As former Vice President Joe Biden has leapt into front-runner status in the Democratic presidential primary, it’s worth taking a closer look at his foreign policy outlook published by Foreign Affairs back in January.
On the subject of U.S. strategy toward China, his approach is commendably reasonable. Unlike much of the recent commentary from the Trump administration and the Washington foreign policy community, Biden does not frame the competition with China in “full-spectrum” or new cold war terms. In fact, he goes out of his way to frame his strategy in broader, less binary terms — “to win the competition for the future against China or anyone else [emphasis added].”
This “China or anyone else” formula is repeated again two paragraphs later. Biden does not characterize China as a fundamental threat, nor does he even use the word “threat” or “adversary” or anything more than “challenge” to describe China. He rightly characterizes the principal challenges posed by China as being economic and normative in nature, rather than military or geostrategic.
He also advocates solutions suited to the nature of those challenges, such as boosting America’s own economic and innovative capacity and establishing legal and ethical norms for new technology.
He avoids Obama-era terminology about a rebalancing or pivot to Asia or about the “rules-based international order” that inflated the threat China posed. And he mercifully does not focus on the South China Sea issue, which Washington has had a habit of oversimplifying over the past decade in a ham-handed effort to drive a wedge between China and its neighbors.
However, Biden’s approach to China remains heavy on the “sticks” and weak on the “carrots.” Although he nods to the need for cooperation with China on nontraditional threats such as climate change, nonproliferation, and global health security, he emphasizes the ways the United States should pressure and coerce Beijing to behave without providing many concrete examples of how Washington and Beijing should work together in positive-sum ways to further shared interests. This is probably in part for rhetorical purposes and in part because of a general lack of creativity in U.S. strategic thinking — from policy makers and think-tankers alike — about how to incentivize and negotiate with China.

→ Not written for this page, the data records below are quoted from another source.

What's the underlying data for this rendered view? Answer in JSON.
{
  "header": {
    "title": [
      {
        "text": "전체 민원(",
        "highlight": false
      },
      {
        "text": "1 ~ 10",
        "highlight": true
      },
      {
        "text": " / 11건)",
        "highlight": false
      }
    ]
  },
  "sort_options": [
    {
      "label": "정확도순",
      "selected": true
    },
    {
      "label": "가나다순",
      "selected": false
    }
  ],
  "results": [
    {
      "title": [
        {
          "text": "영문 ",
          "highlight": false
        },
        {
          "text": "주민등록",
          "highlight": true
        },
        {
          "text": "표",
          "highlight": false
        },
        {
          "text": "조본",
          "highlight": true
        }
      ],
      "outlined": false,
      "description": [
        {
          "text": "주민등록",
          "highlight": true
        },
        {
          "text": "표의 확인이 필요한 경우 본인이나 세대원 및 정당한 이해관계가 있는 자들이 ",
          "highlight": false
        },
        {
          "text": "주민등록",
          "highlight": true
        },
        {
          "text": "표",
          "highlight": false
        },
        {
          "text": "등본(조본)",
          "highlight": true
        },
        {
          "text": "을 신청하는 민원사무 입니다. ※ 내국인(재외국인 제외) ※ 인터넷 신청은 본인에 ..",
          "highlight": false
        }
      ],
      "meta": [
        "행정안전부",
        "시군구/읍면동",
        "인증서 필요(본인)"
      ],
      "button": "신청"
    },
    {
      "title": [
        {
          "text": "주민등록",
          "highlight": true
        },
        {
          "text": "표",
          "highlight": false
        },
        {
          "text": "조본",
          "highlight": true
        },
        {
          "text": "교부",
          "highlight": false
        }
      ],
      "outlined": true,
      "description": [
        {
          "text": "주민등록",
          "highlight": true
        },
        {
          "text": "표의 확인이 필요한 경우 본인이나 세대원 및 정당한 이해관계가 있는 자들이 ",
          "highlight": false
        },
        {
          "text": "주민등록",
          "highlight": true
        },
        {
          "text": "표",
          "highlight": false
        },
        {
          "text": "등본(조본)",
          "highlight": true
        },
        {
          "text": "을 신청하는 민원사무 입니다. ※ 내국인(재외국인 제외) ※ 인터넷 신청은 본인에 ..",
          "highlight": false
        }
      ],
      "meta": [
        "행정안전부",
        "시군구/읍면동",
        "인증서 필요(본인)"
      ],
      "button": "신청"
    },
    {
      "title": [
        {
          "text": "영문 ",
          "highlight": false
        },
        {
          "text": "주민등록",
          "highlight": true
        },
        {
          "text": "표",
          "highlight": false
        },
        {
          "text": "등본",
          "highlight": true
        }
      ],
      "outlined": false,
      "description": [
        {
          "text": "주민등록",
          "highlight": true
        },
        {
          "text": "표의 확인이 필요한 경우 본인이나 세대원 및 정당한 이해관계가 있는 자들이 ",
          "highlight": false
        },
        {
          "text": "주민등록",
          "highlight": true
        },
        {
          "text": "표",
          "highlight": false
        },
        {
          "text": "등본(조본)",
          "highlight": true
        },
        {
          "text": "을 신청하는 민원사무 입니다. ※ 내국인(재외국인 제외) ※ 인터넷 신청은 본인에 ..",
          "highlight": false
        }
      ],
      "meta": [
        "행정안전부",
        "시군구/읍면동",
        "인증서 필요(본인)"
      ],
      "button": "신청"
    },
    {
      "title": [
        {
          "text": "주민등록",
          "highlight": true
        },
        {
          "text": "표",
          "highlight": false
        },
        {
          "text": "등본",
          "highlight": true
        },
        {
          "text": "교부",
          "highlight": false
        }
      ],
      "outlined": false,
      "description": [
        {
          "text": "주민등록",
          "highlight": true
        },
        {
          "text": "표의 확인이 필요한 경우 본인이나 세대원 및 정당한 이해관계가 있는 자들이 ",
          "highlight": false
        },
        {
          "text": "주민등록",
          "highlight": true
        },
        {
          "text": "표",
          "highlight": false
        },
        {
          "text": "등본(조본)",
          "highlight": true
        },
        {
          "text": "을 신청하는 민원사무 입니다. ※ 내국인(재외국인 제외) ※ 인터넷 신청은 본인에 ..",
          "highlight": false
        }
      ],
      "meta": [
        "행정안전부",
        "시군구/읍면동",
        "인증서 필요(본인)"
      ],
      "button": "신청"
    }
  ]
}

And even Biden’s more moderate approach may not be enough to contain the hostile bipolar competition that the military and defense hawks are gunning for. His policy formulations are still largely status-quo oriented, with insufficient attention to how alliances not only need to be strengthened but also equalized, with allies doing more for their own defense and exercising more strategic independence.
More worryingly, Biden suggests that the United States should work together with all of the world’s democracies to band together against China. This is simply naïve and unhelpful, as China is not proactively seeking to undermine democracy around the world, and most democracies do not see China as a fundamental threat, but rather as an economic opportunity.
To be sure, there may be room for such an approach on human rights issues specifically. But even then, proposing multilateral pressure from democratic allies will not be easy, as Asian democracies like India and the Philippines have had poor human rights records of late and would hardly be in a position to lecture to China.
Overall, Biden nonetheless adopts quite a restrained stance toward China relative to much of the rhetoric that has been generated by the foreign policy community for the past several years under both the Trump and Obama administrations. This may reflect the fact that during the Obama administration, Biden himself was a proponent of a sensible approach toward Beijing.
During Obama’s second term, when more hawkish elements were exaggerating the threat posed by China, Biden adopted a more pragmatic stance, engaging in constructive negotiations with President Xi Jinping and embracing Xi’s concept of a new model for major power cooperation.
Of course, a key factor in shaping Biden’s policy would be who he appoints to China-related posts. Ely Ratner, who was Vice President Biden’s deputy national security adviser and is advising his campaign, is a prominent China hawk who characterizes the U.S.-China relationship in stark oppositional terms. But more senior officials close to Biden, such as Jake Sullivan — who served as Biden’s national security advisor during the Obama administration — have advocated a more moderate approach that combines effective competition with positive-sum cooperation.
It is this latter more balanced approach that is best-suited to promote American interests and peace, stability, and prosperity in Asia. May such an approach prevail in U.S. China strategy should Biden become the next president.